Subsequently, this study compared the secretion of VEGF, SDF-1α (for their angiogenic properties) and KGF (promoting migration and proliferation of Kc) by diabetic vs. nondiabetic ASC [2,38-40]. A similar pattern of VEGF secretion was found for diabetic and nondiabetic ASC in all in vitro conditions with stimulation of VEGF release in hypoxia and hyperglycemia. In contrast, secretion of KGF was significantly depleted in hypoxia and hyperglycemia for ASC from type 2 diabetes patients in comparison to nondiabetic ASC. Although the hypoxia alone stimulated the release of VEGF by ASC, Kc, and DF, a significant stimulation of this latest secretion was found when ASC were exposed to hypoxia simultaneously coupled to hyperglycemia. In contrast, the secretion of VEGF was not improved when for DF was exposed to hyperglycemia and hypoxia. Interestingly, secretion of SDF-1α (only produced by DF in physiological conditions) decreased to the levels of ASC and Kc release in diabetic (hypoxia + hyperglycemia) conditions. A dramatic decrease in KGF release was also found for DF in hypoxia and hyperglycemia when ASC maintained their high level of secretion.

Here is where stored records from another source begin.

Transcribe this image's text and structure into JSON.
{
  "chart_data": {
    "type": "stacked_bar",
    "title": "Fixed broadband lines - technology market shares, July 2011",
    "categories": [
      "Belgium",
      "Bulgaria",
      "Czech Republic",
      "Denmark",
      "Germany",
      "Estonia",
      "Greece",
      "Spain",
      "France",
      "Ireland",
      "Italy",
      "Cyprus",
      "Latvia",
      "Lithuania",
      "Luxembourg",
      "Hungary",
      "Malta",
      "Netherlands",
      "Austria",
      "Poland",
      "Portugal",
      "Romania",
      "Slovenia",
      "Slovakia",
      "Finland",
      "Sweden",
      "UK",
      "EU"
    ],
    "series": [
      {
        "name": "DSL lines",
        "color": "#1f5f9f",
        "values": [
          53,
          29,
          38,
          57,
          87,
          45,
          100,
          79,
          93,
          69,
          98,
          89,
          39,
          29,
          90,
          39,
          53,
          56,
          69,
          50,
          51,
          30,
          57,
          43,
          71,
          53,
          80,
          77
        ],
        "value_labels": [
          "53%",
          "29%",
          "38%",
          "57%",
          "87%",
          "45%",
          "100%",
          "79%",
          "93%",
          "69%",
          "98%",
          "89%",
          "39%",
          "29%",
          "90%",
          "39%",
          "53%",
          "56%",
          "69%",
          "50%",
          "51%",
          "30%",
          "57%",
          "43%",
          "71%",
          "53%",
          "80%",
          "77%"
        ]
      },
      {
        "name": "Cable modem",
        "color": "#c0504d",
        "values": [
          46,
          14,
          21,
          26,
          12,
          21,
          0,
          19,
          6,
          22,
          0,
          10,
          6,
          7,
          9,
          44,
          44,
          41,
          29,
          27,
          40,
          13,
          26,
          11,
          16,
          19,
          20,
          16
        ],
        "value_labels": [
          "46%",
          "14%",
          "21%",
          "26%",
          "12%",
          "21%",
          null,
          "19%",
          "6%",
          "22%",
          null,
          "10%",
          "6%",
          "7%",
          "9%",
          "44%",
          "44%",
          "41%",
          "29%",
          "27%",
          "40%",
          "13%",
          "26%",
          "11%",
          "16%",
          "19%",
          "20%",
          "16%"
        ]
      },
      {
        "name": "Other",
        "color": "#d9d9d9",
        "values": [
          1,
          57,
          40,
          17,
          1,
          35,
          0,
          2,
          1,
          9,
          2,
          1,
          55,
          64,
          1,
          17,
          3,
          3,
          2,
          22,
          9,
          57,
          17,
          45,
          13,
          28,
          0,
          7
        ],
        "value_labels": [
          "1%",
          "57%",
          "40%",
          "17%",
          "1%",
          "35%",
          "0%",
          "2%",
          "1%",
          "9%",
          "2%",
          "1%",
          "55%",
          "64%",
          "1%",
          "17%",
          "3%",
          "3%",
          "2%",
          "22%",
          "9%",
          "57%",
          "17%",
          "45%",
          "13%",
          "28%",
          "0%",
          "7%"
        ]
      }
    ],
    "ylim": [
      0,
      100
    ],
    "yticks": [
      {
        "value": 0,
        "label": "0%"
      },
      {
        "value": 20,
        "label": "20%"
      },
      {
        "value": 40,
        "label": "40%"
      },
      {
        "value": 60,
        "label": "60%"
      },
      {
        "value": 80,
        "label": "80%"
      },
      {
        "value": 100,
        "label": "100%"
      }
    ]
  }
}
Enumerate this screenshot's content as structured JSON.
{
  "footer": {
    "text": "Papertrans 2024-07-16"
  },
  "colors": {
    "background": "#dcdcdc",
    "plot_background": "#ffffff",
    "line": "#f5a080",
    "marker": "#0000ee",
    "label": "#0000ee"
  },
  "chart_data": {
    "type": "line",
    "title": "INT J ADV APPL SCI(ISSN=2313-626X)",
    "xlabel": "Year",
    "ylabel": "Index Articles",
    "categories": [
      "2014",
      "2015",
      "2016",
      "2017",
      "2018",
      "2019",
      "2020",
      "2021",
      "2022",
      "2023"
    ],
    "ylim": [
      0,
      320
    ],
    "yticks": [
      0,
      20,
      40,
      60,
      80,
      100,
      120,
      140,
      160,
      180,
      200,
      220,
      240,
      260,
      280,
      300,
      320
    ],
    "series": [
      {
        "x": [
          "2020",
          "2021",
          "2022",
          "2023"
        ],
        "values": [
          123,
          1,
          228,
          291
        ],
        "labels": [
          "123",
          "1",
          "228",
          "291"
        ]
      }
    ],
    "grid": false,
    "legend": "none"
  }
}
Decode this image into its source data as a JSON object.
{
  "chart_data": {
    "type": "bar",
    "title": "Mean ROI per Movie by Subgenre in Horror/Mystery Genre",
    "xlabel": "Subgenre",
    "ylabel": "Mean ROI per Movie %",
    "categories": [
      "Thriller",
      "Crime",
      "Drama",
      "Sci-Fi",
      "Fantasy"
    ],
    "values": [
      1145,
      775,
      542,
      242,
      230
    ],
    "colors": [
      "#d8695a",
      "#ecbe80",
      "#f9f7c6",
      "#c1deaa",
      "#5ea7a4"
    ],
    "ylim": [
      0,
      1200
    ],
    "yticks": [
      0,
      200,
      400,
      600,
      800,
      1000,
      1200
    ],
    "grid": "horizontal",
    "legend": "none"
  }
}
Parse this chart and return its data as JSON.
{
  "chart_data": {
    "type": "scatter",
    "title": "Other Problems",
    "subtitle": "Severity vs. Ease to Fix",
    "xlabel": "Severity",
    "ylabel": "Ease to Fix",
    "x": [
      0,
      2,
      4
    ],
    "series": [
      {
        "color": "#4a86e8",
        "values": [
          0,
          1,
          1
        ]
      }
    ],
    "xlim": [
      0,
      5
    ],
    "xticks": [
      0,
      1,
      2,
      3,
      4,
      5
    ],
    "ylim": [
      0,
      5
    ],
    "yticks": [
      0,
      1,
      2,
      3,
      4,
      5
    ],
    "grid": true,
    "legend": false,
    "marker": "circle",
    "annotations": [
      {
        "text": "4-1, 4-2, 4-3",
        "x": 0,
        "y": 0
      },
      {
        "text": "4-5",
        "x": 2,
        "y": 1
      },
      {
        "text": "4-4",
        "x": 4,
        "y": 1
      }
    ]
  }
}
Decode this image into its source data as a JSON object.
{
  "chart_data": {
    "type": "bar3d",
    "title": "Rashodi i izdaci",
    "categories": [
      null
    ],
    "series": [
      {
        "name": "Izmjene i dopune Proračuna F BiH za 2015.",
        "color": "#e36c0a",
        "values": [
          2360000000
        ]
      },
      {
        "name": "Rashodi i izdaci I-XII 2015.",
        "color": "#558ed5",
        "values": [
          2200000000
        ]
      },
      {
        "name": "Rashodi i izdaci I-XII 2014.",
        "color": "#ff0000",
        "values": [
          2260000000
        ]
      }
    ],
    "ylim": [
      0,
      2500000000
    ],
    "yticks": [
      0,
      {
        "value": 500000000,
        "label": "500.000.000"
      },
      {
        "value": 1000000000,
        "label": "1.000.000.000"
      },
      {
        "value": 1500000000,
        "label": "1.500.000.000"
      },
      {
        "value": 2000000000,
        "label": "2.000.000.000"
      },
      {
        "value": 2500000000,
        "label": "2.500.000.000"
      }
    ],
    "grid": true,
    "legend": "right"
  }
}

Recently, ASC have been found to secrete exosomes, which were recently described as a major effector in wound healing. After local or systemic injection (intra-veinously), a significant faster wound healing was found in a mouse model than untreated recipients [41]. The exosomes (small membrane vesicles derived from cellular compartments that fuses with the plasma membrane) are now considered as vital mediators of cellular communication and tissue remodelling for regenerative medicine by transferring membrane proteins, mRNAs, and miRNAs to recipient cells [42-44]. The exosomes can control the inflammatory response as found in the severe burn-induced excessive inflammation [45] and promote (with exosomes obtained from human adipose stem cells in a conditioned medium) in vitro and in vivo the skin dermal fibroblasts migration, proliferation and collagen synthesis [46]. Although Patel et al. demonstrated no impact of lean and obese donors in term of ASCs—exosomes secretion (for end-used in regenerative medicine) and a higher cellular senescence for ASCs from non-obese patients [47], a lowest KGF secretion was found in our hand for diabetic ASC with a similar cellular growth between ASC from non- and diabetic human donors. This difference between Patel et al. and our results could be explained by the fact that obese donors were not reported as diabetic under hypoglycemic drugs in the Patel’s study. Therefore, in view to assess the potential of autologous ASC for diabetic wound healing, the profile of the secretome of diabetic-ASC (with the cellular interaction for wound remodelling) need to be investigate before in vivo preclinical studies in a relevant animal model.

Conclusions

Since the impact of chronic diabetes on ASC properties was still not well understood, this study demonstrated that human ASC can be proposed to cure diabetic wounds because of: (i) a similar capacity of ASC isolation and expansion in diabetic patients (than healthy patients), (ii) the capacity to survive in hypoxia and hyperglycemia (in contrast to Kc) and (iii) the expression of a better growth factor secretion profile than Kc and DF in hypoxia and hyperglycemia. However, the reduction of KGF secretion by ASC harvested from diabetic patients need to be investigate in a relevant preclinical diabetic model. It is reasonable to conclude that diabetic adipose tissue is a promising source of ASC for skin tissue engineering in the diabetic population. It appears that adipose tissue may be the preferred source of cells (in comparison to fibroblasts and Kc) for investigating wound healing in a diabetic model.